As stated above, when data is recorded on a hard disk drive in zones, the 
data in each zone is recorded with a different clock frequency. One method 
for producing a bias current which corresponds with each data frequency in 
a zoned application is to use a multi-input multiplexer and multiple 
phase-lock-loops where each phase-lock-loop generates one of the required 
bias currents. Another method for producing multiple bias currents is by 
using a frequency synthesizer in place of PLL 122. 
FIG. 4 shows a block diagram of a multiple phase-lock-loop 210 which 
illustrates the use of a frequency synthesizer 212 in place of PLL 122. As 
shown in FIG. 4, frequency synthesizer 212 includes a divide-by-M circuit 
214, a divide-by-N circuit 216, a CCO 218, and a phase detector 220. 
In operation, frequency synthesizer 212, which is well-known in the art, 
can generate a local clock signal with one of a series of different 
frequencies by altering either or both of the divide-by-M or divide-by-N 
circuits 214 and 216 in response to a divide-by-M control signal V.sub.DM1 
and a divide-by-N control signal VD.sub.DN1, respectively. 
For example, if the externally generated zone clock signal V.sub.ETB has a 
frequency of 8 MHz, the frequency presented at the input to phase detector 
220 can be varied by varying the divide-by-M circuit.
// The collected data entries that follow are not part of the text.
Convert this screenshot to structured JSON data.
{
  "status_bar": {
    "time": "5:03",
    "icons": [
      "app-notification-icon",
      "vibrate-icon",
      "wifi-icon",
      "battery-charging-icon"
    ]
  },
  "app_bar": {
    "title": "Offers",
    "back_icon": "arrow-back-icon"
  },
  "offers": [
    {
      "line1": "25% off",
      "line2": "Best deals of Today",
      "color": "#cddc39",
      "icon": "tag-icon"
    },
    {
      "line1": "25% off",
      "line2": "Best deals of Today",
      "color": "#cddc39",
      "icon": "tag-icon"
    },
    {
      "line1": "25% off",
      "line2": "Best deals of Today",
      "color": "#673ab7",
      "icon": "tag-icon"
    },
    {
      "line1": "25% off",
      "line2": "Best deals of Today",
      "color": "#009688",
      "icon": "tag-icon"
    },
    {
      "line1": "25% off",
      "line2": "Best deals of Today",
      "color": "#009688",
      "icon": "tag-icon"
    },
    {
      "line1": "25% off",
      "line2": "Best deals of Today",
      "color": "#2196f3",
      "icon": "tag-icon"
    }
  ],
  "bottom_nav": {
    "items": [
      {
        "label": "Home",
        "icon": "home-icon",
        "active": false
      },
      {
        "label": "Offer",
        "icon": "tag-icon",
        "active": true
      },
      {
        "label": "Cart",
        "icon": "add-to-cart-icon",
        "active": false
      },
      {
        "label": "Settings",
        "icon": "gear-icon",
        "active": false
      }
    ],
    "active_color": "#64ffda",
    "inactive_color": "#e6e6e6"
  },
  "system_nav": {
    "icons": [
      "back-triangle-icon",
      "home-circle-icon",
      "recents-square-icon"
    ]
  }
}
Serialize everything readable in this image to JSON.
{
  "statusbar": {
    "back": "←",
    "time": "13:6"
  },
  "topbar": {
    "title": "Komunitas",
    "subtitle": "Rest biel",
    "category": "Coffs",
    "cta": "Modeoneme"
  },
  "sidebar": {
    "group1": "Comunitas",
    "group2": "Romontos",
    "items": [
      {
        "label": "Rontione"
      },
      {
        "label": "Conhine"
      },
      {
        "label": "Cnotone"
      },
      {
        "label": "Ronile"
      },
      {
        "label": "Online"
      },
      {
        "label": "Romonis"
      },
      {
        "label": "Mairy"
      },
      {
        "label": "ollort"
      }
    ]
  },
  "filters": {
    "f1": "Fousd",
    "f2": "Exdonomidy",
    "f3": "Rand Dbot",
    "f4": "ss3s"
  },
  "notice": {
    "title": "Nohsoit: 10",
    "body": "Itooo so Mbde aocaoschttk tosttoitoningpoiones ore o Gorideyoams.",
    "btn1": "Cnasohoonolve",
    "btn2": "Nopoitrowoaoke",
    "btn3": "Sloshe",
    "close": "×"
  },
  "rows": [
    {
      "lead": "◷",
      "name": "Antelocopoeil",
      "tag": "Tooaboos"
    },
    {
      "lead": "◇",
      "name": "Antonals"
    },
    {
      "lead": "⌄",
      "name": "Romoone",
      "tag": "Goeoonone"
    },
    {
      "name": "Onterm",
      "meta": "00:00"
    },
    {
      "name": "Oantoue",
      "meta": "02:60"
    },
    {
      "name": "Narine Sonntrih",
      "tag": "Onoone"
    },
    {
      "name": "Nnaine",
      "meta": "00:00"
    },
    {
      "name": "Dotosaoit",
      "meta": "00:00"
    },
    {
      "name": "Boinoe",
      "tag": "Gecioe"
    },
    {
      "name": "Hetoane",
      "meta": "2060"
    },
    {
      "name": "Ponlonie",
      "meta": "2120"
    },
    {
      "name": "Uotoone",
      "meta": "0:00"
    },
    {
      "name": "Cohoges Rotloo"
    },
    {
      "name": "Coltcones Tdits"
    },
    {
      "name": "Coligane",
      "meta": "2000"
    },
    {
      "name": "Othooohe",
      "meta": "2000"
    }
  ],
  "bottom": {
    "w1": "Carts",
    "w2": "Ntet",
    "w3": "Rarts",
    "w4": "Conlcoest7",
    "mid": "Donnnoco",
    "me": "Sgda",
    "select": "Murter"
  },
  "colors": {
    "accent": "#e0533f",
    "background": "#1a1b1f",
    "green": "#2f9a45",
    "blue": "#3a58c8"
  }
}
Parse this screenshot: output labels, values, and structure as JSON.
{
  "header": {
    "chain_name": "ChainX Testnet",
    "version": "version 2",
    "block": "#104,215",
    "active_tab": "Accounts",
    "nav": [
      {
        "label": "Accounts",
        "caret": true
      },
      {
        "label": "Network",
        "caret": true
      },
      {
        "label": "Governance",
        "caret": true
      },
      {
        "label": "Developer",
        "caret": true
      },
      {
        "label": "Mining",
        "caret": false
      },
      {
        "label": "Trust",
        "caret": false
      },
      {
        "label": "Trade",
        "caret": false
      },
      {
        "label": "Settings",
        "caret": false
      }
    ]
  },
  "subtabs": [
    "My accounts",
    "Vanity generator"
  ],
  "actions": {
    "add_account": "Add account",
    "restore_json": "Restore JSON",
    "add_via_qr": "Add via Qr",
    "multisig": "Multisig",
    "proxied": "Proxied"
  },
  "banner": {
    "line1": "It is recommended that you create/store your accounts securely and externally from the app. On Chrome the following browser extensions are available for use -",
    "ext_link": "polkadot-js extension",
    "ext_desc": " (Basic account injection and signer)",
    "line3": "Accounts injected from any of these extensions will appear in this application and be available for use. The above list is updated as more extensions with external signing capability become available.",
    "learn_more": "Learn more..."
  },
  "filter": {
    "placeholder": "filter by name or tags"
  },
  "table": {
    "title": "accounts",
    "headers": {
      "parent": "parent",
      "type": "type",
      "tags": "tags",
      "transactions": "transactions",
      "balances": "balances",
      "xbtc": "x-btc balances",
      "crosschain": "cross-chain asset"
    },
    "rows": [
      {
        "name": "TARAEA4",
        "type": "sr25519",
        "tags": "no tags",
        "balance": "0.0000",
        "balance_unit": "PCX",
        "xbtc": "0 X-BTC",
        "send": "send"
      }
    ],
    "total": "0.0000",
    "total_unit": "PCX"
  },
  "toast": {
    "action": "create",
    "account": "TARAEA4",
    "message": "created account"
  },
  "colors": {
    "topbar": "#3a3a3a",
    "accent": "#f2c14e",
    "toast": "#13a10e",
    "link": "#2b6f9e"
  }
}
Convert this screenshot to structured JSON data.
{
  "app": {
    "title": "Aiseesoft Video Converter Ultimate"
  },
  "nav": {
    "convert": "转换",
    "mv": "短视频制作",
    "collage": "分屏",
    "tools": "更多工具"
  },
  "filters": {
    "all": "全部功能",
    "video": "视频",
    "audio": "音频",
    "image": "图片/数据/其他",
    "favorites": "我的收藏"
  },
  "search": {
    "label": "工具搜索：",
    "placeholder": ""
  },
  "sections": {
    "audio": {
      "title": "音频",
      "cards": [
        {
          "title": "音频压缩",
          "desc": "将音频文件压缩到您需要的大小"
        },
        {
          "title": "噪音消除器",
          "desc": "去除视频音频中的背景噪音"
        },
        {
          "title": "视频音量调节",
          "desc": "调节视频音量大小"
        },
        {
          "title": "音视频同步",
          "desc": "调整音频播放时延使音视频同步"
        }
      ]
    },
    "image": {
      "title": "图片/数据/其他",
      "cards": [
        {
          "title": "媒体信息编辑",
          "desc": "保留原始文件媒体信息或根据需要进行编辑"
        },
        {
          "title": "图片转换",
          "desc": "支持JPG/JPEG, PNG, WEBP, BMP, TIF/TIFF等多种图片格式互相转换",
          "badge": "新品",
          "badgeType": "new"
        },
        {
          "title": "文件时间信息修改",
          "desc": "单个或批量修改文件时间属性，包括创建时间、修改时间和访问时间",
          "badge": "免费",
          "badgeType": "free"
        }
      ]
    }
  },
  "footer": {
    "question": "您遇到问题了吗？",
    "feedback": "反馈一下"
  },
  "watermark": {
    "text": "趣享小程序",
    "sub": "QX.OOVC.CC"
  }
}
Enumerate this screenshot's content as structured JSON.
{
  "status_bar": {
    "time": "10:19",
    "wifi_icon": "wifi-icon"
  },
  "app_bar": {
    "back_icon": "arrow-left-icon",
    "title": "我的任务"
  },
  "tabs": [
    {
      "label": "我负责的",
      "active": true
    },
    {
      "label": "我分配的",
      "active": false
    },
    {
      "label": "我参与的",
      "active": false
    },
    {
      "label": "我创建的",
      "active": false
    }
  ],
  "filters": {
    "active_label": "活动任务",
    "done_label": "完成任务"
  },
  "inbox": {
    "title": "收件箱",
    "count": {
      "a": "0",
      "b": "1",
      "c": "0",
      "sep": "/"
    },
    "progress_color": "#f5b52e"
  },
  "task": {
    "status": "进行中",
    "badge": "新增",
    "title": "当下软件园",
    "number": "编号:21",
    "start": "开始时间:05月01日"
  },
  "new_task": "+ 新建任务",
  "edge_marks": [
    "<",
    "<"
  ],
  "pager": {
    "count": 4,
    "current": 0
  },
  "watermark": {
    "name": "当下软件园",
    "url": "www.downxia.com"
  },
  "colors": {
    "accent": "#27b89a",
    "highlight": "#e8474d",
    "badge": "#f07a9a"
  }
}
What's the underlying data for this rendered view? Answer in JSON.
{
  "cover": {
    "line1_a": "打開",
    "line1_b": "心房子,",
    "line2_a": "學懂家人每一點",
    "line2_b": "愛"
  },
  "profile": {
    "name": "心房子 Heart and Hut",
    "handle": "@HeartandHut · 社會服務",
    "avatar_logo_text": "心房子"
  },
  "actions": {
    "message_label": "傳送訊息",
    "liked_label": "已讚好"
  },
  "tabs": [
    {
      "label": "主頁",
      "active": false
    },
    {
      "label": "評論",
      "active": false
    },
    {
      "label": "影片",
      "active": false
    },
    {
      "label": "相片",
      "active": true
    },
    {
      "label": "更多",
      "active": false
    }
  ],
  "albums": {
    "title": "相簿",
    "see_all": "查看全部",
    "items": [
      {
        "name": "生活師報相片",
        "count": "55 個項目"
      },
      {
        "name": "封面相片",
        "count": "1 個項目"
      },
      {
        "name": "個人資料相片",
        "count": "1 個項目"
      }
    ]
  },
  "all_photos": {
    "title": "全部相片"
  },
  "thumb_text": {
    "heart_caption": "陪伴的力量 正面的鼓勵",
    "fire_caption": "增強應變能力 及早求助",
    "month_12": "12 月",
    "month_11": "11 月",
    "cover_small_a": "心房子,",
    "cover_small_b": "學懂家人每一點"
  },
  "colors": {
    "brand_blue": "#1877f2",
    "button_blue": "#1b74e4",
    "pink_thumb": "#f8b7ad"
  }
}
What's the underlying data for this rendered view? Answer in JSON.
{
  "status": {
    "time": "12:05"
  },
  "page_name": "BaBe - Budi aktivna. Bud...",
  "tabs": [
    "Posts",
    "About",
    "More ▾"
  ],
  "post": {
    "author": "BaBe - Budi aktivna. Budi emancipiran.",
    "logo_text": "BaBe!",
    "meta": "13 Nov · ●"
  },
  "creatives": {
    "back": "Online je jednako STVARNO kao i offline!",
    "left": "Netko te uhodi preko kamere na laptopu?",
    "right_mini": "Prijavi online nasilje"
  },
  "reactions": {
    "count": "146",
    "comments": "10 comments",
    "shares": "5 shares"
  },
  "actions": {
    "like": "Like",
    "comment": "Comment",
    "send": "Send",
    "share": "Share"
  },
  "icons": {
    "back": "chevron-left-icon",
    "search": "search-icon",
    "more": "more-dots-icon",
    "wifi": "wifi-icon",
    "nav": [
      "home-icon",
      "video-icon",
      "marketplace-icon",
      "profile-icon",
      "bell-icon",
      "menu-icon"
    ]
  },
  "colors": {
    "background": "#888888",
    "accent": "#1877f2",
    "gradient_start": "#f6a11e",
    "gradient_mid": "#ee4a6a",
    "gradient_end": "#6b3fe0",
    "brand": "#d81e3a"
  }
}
If the divide-by-M 
circuit is set to 2, then a 4 MHz signal will be input to phase detector 
220. The operation of the loop will also force the local oscillator signal 
V.sub.OSCT present at the input of phase detector 220 to 4 MHz. If the 
divide-by-N circuit is set to 4, then the frequency of the local 
oscillator signal V.sub.OSCT generated by CCO 218 will be 16 MHz. 
In addition, a frequency synthesizer can also be utilized in lieu of servo 
biasing PLL 116. FIG. 5 shows a block diagram of a multiple 
phase-lock-loop 310 which illustrates the use of a frequency synthesizer 
312 in lieu of PLL 116. As shown in FIG. 5, frequency synthesizer 312 
includes a divide-by-M circuit 314, a divide-by-N circuit 316, a CCO 318, 
and a phase detector 320, each of which operate in the same manner as the 
corresponding elements of frequency synthesizer 212. 
It should be understood that various alternatives to the structures 
described herein may be employed in practicing the present invention. For 
example, a voltage controlled oscillator can be used in lieu of a current 
controlled oscillator. In addition, the present invention can be used with 
clock recovery circuits which utilize traditional phase and frequency 
detectors as well as DSP-based detectors. 
Further, the scope of the present invention is not intended to be limited 
to hard disk drive applications. The present invention is equally 
applicable, for example, to a signal detector used with other digital 
communication channels. It is intended that the following claims define 
the invention and that structures and methods within the scope of these 
claims and their equivalents be covered thereby.